Avaí - O Instituto Brasileiro de Geografia e Estatística (IBGE) iniciou nesta segunda-feira (8) coleta de dados na Terra de Araribá, em Avaí (39 quilômetros de Bauru), para o Censo Demográfico de 2022. Neste primeiro momento, lideranças indígenas responderam aos questionários. Posteriormente, questões serão direcionadas a famílias das quatro aldeias - Ekeruá, Kopenoti, Nimuendaju e Tereguá. Uma recenseadora indígena será a responsável por conduzir todo o processo na comunidade.
"A gente começou hoje (ontem) fazendo uma reunião com os caciques. Quando a gente faz o censo em setor indígena, a gente aplica dois tipos de questionários - um para a comunidade toda, respondido pela liderança, e outro depois por família, igual ao que já é aplicado nas cidades", explica Bruno Dal Medico Hirsch, coordenador censitário de área responsável por Bauru e outras 17 cidades da região.
De acordo com ele, o trabalho de levantamento de dados na Terra de Araribá terá sequência nos próximos dias e deve durar cerca de duas semanas. A responsável pela coleta de dados será a recenseadora do órgão Kutiara Sebastião, indígena do povo Terena e moradora da aldeia Kopenoti. "Eu já comuniquei o órgão em São Paulo e eles têm interesse que ela faça a entrevista em outras aldeias do Estado", revela.
Kutiara está empolgada com o fato de trabalhar junto à sua comunidade. "Realizar o trabalho do Censo será de muita importância para as comunidades indígenas do município de Avaí", diz.
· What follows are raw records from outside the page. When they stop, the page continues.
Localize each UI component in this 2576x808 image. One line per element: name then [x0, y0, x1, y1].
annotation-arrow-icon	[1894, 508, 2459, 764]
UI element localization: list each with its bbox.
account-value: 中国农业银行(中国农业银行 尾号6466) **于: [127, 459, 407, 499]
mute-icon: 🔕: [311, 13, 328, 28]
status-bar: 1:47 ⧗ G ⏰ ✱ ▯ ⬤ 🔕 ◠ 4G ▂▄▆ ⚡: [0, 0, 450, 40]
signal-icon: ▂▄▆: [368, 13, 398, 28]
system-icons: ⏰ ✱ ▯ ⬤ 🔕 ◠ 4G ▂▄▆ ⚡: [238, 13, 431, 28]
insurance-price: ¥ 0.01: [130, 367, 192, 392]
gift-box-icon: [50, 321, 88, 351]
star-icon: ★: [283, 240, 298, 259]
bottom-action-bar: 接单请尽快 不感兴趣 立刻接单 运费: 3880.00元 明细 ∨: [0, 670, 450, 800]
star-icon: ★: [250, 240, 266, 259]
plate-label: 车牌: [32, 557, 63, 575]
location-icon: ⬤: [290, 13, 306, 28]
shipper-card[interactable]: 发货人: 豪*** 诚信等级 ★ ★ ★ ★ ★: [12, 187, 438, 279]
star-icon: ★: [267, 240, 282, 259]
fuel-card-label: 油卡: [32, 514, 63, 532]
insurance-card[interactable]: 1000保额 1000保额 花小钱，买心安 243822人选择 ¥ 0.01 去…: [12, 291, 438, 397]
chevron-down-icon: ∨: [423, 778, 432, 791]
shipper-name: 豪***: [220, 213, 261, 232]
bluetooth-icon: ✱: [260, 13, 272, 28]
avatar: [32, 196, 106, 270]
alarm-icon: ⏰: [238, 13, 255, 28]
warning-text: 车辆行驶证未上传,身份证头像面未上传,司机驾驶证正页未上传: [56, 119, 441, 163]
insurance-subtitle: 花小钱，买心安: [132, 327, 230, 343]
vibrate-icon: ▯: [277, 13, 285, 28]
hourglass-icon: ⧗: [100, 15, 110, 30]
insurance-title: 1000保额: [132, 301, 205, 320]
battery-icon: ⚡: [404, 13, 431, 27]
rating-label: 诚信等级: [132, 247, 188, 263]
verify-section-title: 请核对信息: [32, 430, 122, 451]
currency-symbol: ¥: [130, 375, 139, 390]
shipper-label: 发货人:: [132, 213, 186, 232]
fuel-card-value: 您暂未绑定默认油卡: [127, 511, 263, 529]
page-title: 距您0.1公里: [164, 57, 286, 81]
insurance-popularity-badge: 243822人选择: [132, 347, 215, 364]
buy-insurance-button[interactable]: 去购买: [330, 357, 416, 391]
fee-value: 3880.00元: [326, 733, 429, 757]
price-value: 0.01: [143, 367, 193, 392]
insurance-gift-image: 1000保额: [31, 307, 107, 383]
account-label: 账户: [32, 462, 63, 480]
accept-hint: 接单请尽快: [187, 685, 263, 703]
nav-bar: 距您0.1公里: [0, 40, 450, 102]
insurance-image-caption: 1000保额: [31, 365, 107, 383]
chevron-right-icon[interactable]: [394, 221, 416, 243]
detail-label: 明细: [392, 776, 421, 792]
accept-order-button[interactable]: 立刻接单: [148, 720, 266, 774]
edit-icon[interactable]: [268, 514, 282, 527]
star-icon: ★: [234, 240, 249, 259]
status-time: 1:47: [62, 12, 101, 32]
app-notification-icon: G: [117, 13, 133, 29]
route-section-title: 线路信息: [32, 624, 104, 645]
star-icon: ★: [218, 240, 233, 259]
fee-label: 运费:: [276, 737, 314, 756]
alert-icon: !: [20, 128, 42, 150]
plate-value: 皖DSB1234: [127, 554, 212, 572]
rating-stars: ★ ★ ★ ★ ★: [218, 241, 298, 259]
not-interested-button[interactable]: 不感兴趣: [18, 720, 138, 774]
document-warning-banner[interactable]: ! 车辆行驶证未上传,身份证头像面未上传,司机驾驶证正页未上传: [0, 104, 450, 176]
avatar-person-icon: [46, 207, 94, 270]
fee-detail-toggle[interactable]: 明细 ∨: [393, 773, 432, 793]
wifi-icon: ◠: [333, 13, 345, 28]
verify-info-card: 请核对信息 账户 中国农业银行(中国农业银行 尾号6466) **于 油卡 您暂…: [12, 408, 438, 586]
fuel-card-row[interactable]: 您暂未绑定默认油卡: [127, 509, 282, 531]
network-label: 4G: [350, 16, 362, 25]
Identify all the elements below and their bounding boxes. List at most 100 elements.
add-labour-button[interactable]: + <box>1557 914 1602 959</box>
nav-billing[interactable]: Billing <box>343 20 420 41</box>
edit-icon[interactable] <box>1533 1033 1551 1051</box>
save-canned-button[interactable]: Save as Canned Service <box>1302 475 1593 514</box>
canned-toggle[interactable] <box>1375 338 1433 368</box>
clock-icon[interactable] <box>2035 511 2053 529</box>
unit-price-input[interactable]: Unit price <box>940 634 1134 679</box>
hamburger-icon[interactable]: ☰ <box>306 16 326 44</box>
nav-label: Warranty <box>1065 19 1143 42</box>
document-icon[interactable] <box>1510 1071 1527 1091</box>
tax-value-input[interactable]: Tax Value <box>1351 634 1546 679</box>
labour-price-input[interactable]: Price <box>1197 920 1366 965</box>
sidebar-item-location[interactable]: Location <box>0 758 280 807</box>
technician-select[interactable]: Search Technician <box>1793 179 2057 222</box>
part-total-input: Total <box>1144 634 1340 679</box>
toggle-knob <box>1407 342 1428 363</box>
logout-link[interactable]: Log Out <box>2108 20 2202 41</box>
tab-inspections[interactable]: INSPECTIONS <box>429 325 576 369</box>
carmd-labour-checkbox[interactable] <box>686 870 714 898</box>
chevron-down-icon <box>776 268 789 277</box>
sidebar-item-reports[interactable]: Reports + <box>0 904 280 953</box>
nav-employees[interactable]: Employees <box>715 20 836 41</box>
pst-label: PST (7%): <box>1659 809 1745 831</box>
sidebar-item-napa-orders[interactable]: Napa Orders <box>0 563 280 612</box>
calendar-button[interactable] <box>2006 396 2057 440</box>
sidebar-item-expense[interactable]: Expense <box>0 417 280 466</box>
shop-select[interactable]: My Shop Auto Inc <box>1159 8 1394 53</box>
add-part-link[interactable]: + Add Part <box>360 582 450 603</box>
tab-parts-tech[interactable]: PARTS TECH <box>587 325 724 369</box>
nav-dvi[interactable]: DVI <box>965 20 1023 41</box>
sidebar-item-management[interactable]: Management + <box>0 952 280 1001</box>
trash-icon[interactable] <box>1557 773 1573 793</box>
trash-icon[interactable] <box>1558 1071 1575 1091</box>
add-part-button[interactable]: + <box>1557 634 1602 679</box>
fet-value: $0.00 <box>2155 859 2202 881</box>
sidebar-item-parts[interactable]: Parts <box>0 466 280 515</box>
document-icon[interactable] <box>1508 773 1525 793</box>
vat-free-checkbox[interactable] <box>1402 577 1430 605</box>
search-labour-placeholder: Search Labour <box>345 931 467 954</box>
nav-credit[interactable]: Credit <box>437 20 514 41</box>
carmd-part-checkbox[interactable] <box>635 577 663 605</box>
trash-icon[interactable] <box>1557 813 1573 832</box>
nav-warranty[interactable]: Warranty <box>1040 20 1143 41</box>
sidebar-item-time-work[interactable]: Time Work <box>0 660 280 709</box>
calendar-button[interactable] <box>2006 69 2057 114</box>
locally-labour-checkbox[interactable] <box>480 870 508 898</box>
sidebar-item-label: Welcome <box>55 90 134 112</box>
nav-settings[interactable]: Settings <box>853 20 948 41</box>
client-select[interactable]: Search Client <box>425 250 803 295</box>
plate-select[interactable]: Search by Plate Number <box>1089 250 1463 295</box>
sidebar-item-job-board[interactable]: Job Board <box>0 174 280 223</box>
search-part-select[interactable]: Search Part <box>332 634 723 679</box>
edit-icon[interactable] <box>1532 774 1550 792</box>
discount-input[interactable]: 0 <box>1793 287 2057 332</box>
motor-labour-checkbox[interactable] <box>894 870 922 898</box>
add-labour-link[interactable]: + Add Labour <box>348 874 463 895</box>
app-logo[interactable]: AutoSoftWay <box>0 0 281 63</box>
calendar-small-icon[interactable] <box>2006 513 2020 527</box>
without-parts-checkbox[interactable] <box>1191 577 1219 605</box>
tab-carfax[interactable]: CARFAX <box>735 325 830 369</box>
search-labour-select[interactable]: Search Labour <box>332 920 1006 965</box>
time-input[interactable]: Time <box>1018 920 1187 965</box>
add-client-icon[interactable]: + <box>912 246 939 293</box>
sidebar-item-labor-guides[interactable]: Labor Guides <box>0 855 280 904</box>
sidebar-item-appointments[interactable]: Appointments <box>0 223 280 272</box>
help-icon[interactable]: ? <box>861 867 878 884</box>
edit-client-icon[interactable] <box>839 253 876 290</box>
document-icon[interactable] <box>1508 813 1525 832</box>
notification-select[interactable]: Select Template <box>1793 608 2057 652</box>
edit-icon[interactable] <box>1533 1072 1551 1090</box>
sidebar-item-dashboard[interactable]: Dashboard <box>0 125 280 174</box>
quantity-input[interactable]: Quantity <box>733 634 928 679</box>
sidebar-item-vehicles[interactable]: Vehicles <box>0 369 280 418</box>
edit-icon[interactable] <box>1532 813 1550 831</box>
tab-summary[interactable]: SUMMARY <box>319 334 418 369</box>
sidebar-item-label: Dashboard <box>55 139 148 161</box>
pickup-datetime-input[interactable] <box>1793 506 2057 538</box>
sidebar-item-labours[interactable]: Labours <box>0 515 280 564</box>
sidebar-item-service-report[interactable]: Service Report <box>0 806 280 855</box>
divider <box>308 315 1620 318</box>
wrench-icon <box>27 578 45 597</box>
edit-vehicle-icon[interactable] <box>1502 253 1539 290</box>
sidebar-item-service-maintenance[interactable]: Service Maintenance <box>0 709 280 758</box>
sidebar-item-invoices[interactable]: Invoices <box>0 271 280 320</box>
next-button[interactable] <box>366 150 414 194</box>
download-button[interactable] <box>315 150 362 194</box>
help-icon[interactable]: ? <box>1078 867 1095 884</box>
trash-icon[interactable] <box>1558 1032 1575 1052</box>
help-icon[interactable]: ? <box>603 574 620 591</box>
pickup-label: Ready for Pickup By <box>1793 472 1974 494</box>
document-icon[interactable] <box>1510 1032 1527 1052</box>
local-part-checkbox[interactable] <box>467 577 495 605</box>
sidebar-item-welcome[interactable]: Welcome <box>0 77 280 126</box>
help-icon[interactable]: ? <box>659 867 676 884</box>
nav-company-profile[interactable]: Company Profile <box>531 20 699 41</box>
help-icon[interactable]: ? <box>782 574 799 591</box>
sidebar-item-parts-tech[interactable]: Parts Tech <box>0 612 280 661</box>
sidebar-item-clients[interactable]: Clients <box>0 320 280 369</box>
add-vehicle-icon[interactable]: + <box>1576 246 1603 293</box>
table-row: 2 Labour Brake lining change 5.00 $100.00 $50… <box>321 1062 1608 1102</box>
Eu, como indígena, acredito que com coleta de informações sobre como vive hoje a população indígena será possível apontar indicadores importantíssimos para a construção e elaboração de políticas públicas direcionadas a esta população".
O cacique Chicão Terena respondeu ontem o questionário do IBGE relativo à sua aldeia, a Kopenoti. "Para nós, é importante que tenha indígena fazendo esse trabalho de recenseadora do IBGE, pois ela conhece toda a Terra Indígena e, com certeza, vai fazer um trabalho completo", avalia. "Nesse primeiro momento, todos os caciques já passaram informações das aldeias, quantidade de população, e cultura dos três povos que existem aqui em Araribá. Eles vão estar respeitando bastante essa questão cultural".
VISIBILIDADE
O técnico em Informações Geográficas e Estatísticas do IBGE em Bauru Mateus do Amaral Bueno Arruda, que aplicou o formulário às lideranças indígenas, falou sobre a importância desse levantamento de dados para que essas comunidades ganhem mais visibilidade e tenham direitos garantidos. "Desde o Censo de 1991, o IBGE coleta informações específicas sobre pessoas que se consideram indígenas", diz.
"Isso é necessário para que os indígenas tenham visibilidade estatística, para que a gente saiba quantos eles são, onde estão, como vivem. Levantar estatísticas sobre as comunidades tradicionais (e o Censo 2022 também vai levantar informações sobre as comunidades quilombolas) é fundamental para a formulação de políticas públicas e para garantir os direitos que essa população tem pela Constituição de 1988".